In Cicero’s “Dream of Scipio,” the noble Roman narrator – contemporary of Cicero, and therefore living in approximately the same age as the one that wrote the new testiment – meets the great Roman conqueror Scipio Africanus, destroyer of Carthage, but who admonishes the dreamer to believe in virtue and not in fame, by taking him among the stars and shows him [a classical Roman’s view of ] the earth:
“On which Africanus said, I perceive that you are still employed in contemplating the seat and residence of mankind. But if it appears to you so small, as in fact it really is, despise its vanities, and fix your attention for ever on these heavenly objects. Is it possible that you should attain any human applause or glory that is worth the contending for? The earth, you see, is peopled but in a very few places, and those too of small extent; and they appear like so many little spots of green scattered through vast uncultivated deserts. And those who inhabit the earth are not only so remote from each other as to be cut off from all mutual correspondence, but their situation being in oblique or contrary parts of the globe, or perhaps in those diametrically opposite to yours, all expectation of universal fame must fall to the ground.
“You may likewise observe that the same globe of the earth is girt and surrounded with certain zones, whereof those two that are most remote from each other, and lie under the opposite poles of heaven, are congealed with frost; but that one in the middle, which is far the largest, is scorched with the intense heat of the sun [referring to the Sahara]. The other two are habitable, one towards the south [referring to sub-Saharan Africa]—the inhabitants of which are your Antipodes, with whom you have no connection—the other, towards the north, is that which you inhabit, whereof a very small part, as you may see, falls to your share. For the whole extent of what you see, is as it were but a little island, narrow at both ends and wide in the middle, which is surrounded by the sea which on earth you call the great Atlantic ocean [the ancients knew that the sea beyond Iran and India was the same salt ocean as the Atlantic; remember the Pacific Ocean was not named by Westerners until Ferdinand Magellan during the Spanish expedition of world circumnavigation in 1521 realized that there was actually another really big body of water out there], and which, notwithstanding this magnificent name, you see is very insignificant. And even in these cultivated and well-known countries, has yours, or any of our names, ever passed the heights of the Caucasus, or the currents of the Ganges?”

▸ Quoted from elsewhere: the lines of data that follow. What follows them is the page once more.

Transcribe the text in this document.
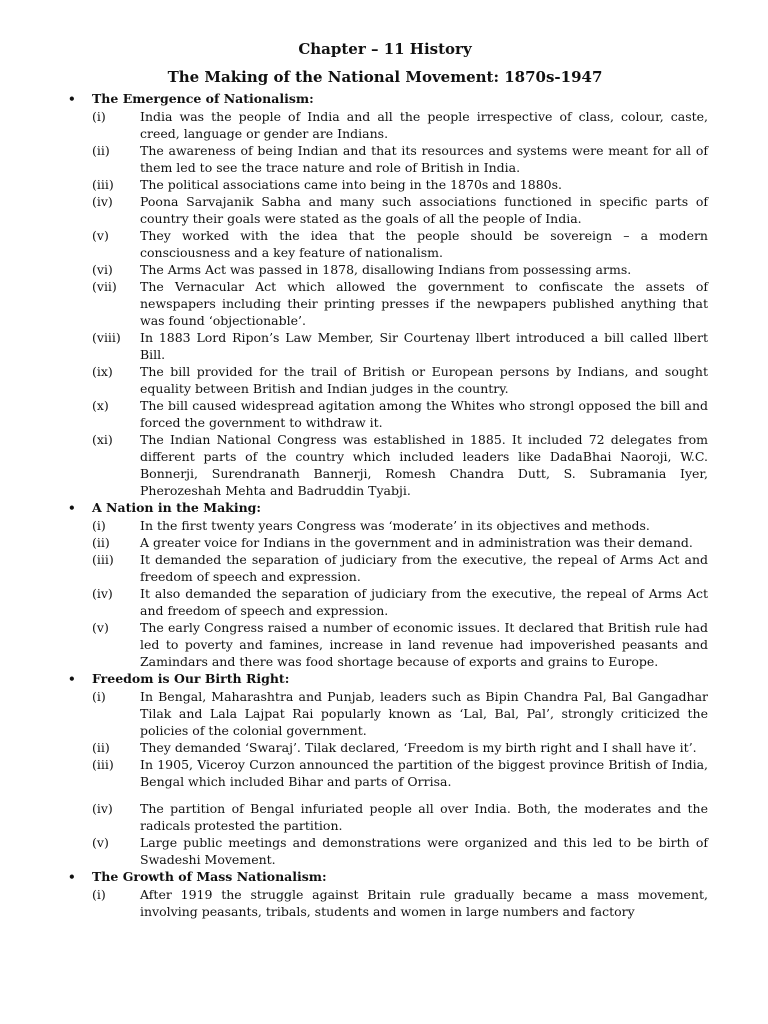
Chapter – 11 History
The Making of the National Movement: 1870s-1947
•	The Emergence of Nationalism:
(i)	India was the people of India and all the people irrespective of class, colour, caste, creed, language or gender are Indians.
(ii)	The awareness of being Indian and that its resources and systems were meant for all of them led to see the trace nature and role of British in India.
(iii)	The political associations came into being in the 1870s and 1880s.
(iv)	Poona Sarvajanik Sabha and many such associations functioned in specific parts of country their goals were stated as the goals of all the people of India.
(v)	They worked with the idea that the people should be sovereign – a modern consciousness and a key feature of nationalism.
(vi)	The Arms Act was passed in 1878, disallowing Indians from possessing arms.
(vii)	The Vernacular Act which allowed the government to confiscate the assets of newspapers including their printing presses if the newpapers published anything that was found ‘objectionable’.
(viii)	In 1883 Lord Ripon’s Law Member, Sir Courtenay llbert introduced a bill called llbert Bill.
(ix)	The bill provided for the trail of British or European persons by Indians, and sought equality between British and Indian judges in the country.
(x)	The bill caused widespread agitation among the Whites who strongl opposed the bill and forced the government to withdraw it.
(xi)	The Indian National Congress was established in 1885. It included 72 delegates from different parts of the country which included leaders like DadaBhai Naoroji, W.C. Bonnerji, Surendranath Bannerji, Romesh Chandra Dutt, S. Subramania Iyer, Pherozeshah Mehta and Badruddin Tyabji.
•	A Nation in the Making:
(i)	In the first twenty years Congress was ‘moderate’ in its objectives and methods.
(ii)	A greater voice for Indians in the government and in administration was their demand.
(iii)	It demanded the separation of judiciary from the executive, the repeal of Arms Act and freedom of speech and expression.
(iv)	It also demanded the separation of judiciary from the executive, the repeal of Arms Act and freedom of speech and expression.
(v)	The early Congress raised a number of economic issues. It declared that British rule had led to poverty and famines, increase in land revenue had impoverished peasants and Zamindars and there was food shortage because of exports and grains to Europe.
•	Freedom is Our Birth Right:
(i)	In Bengal, Maharashtra and Punjab, leaders such as Bipin Chandra Pal, Bal Gangadhar Tilak and Lala Lajpat Rai popularly known as ‘Lal, Bal, Pal’, strongly criticized the policies of the colonial government.
(ii)	They demanded ‘Swaraj’. Tilak declared, ‘Freedom is my birth right and I shall have it’.
(iii)	In 1905, Viceroy Curzon announced the partition of the biggest province British of India, Bengal which included Bihar and parts of Orrisa.
(iv)	The partition of Bengal infuriated people all over India. Both, the moderates and the radicals protested the partition.
(v)	Large public meetings and demonstrations were organized and this led to be birth of Swadeshi Movement.
•	The Growth of Mass Nationalism:
(i)	After 1919 the struggle against Britain rule gradually became a mass movement, involving peasants, tribals, students and women in large numbers and factory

Anyhow, when Cicero wrote this, the total population of the world was probably less than 200 million.
World population is now north of 7 billion, and it has discovered (along with maps) a bunch of new continents, at least one new ocean, and electricity:
http://apod.nasa.gov/apod/ap001127.html
PanurgeATL
@Some Loser:
Seriously, what is with Right-Wingers and natural laws?
It’s pretty much the center of their outlook, when you think about it.
@kerFuFFler:
Brown…seems to think that if he says “fundamental” enough times his arguments will appear cogent.
The fundamental level of a discourse is the point where rationality is left behind. First principles are extra-rational. When you’re at that point, there’s nothing but YES IT IS! NO IT’S NOT! I WANT THIS! I DON’T WANT THAT!